– Не может же она не возвратиться, – резонно отвечал Глинка, – а до тех пор позвольте задержать ваше внимание еще на минуту.
Пушкин снова сел.
– Кажется, никто не помышлял о гении музыки как о герое словесности, – начал Глинка. – Великим чутьем своим вы избрали Моцарта. Очень надобно такое произведение. Русским музыкантам предстоит создать мир еще более обширный, чем тот, который открыл Моцарт.
– Не совсем понимаю по музыкальному моему невежеству, – откликнулся поэт, – но слушаю с великим любопытством.
Теперь Глинка ходил по комнате, приподнимаясь на ходу, словно хотел казаться выше.
– Можем ли мы, русские, – говорил он, – жить без русской музыки, сиречь в России и для России рожденной? Есть в мире Бах, и Моцарт, и Глюк, и Бетховен, но кто из них может представить в звуках Русь?
– Ничуть не перечу, – согласился Пушкин, несколько удивленный той страстью, с которой говорил Глинка.
– Не захотим мы, – продолжал музыкант, – жить чужой музыкой, равно как и словесность наша все более обращается к отечественному. Только великосветской черни принадлежит жалкое право выражать заемные мысли на заемных языках.
– Если бы и литераторы наши так судили! – живо перебил Пушкин. – Но у нас часто судят о словесности как о музыке, а о музыке трактуют как о политической экономии, то есть наобум и как-нибудь. Признаюсь, впервые слышу от музыканта…

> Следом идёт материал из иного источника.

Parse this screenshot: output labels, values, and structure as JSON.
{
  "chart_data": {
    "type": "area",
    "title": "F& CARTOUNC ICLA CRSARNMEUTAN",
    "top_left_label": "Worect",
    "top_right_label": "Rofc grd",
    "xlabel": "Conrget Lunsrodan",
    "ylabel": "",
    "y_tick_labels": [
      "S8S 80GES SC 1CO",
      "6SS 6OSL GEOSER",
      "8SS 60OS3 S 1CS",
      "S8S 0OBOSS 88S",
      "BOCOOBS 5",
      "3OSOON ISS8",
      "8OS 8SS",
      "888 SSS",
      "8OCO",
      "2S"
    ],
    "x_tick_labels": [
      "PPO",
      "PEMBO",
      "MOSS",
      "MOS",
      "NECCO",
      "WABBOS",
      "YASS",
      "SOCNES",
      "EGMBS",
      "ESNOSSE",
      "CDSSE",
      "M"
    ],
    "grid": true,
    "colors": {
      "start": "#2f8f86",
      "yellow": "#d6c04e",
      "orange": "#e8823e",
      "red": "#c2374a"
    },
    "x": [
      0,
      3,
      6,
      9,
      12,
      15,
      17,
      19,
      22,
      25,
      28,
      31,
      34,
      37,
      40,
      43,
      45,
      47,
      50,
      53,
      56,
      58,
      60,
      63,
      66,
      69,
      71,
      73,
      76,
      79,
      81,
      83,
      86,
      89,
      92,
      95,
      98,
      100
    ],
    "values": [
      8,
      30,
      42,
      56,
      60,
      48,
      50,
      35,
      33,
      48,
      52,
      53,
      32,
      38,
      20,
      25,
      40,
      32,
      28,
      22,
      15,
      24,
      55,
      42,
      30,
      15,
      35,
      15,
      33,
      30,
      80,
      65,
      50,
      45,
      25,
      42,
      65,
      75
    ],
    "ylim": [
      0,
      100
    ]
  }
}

– Не спешите похвалой музыкантам, – продолжал, увлекаясь, Глинка. – Очень часто крохоборствуем и нищенствуем, побираясь по мелочам от Европы. Вооружились, по вашему же выражению, музыкальной алгеброй, да еще в допотопном издании, и проверяем каждый звук: разрешено, мол, или не дозволено непогрешимыми жрецами? И в голову людям не приходит, что сочиняли те руководства жрецы, понятия не имеющие о нашей народной музыке!